Eindhoven Area
Intelligence is more than just computation at scale - it's about making sense of the world under uncertainty. My work draws on probabilistic modelling and distributed inference to build machines that learn, adapt, and act like biological intelligent systems.
Dept. Electrical Engineering | Bayesian Intelligent Autonomous Systems lab I lead a research direction where we develop intelligent autonomous systems ("agents") for mobile robots. Our agents are designed based on the Free Energy Principle, a leading theory on neural information processing, and are implemented as message passing on probabilistic graphical models. Two key projects: FEPQuad, where we design agents for making quadrupedal robots learn to walk, and BayesBrain, where we develop a hybrid in-silico/brain-on-chip computer.

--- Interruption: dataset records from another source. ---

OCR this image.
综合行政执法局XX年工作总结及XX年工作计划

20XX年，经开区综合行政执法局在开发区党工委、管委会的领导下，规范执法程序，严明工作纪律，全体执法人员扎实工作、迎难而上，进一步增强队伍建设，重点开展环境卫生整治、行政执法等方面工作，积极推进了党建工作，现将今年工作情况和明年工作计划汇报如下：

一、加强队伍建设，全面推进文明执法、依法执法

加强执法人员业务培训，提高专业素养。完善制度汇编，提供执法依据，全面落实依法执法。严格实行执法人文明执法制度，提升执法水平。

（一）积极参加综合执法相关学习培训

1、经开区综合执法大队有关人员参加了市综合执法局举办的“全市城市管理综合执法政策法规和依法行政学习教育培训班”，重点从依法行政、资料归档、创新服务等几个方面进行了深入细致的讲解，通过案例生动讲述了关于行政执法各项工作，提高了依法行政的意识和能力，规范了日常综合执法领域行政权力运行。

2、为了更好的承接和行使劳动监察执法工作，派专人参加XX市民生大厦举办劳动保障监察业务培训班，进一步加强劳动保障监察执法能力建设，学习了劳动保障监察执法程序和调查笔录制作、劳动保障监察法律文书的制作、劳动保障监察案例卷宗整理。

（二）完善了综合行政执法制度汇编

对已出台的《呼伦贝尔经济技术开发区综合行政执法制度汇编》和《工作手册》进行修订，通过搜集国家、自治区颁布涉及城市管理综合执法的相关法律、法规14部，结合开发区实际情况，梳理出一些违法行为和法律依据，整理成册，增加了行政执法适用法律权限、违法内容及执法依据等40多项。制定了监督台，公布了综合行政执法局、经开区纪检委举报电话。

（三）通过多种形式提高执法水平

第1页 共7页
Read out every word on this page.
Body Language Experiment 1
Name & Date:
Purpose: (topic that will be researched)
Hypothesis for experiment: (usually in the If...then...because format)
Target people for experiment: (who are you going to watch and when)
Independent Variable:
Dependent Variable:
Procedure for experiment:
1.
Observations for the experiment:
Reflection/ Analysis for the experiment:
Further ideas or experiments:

Department of Electrical Engineering | Bayesian Intelligent Autonomous Systems lab. I designed and developed Bayesian filters and smoothers for state, parameter and noise estimation in dynamical systems.
I developed proof-of-concept solutions based on research at TU/e and advised the Mathware department on Bayesian inference and probabilistic programming.
Datalogisk Institut | Image Analysis, Computational Modelling & Geometry section. I studied drifting data-generating processes, collaborating with the CopeNLU lab on tracking misinformation on social media and with the Medical Imaging lab on transferring knowledge of tissue labelling across medical centers.
I worked as a research software engineer on recognizing skull tissue in CT-scans for 3D-printed surgical assistive equipment (VUmc) and recognizing events in historical accounts of World War II (Meertens Institute / KNAW).
Department of Intelligent Systems | Pattern Recognition lab. Machine learning is about generalizing from observations, but future samples might differ from training samples due to biased sampling. My doctoral research focused on learning from one biased sample (source domain) and generalizing to another, differently biased sample (target domain). Firstly, I showed that standard model validation procedures often fail in domain adaptation settings. Secondly, I proposed statistical estimators that could adapt to domain shifts. Lastly, I formulated a “safe” estimator, i.e., one that is guaranteed to always perform at least as well as the baseline non-adaptive estimator.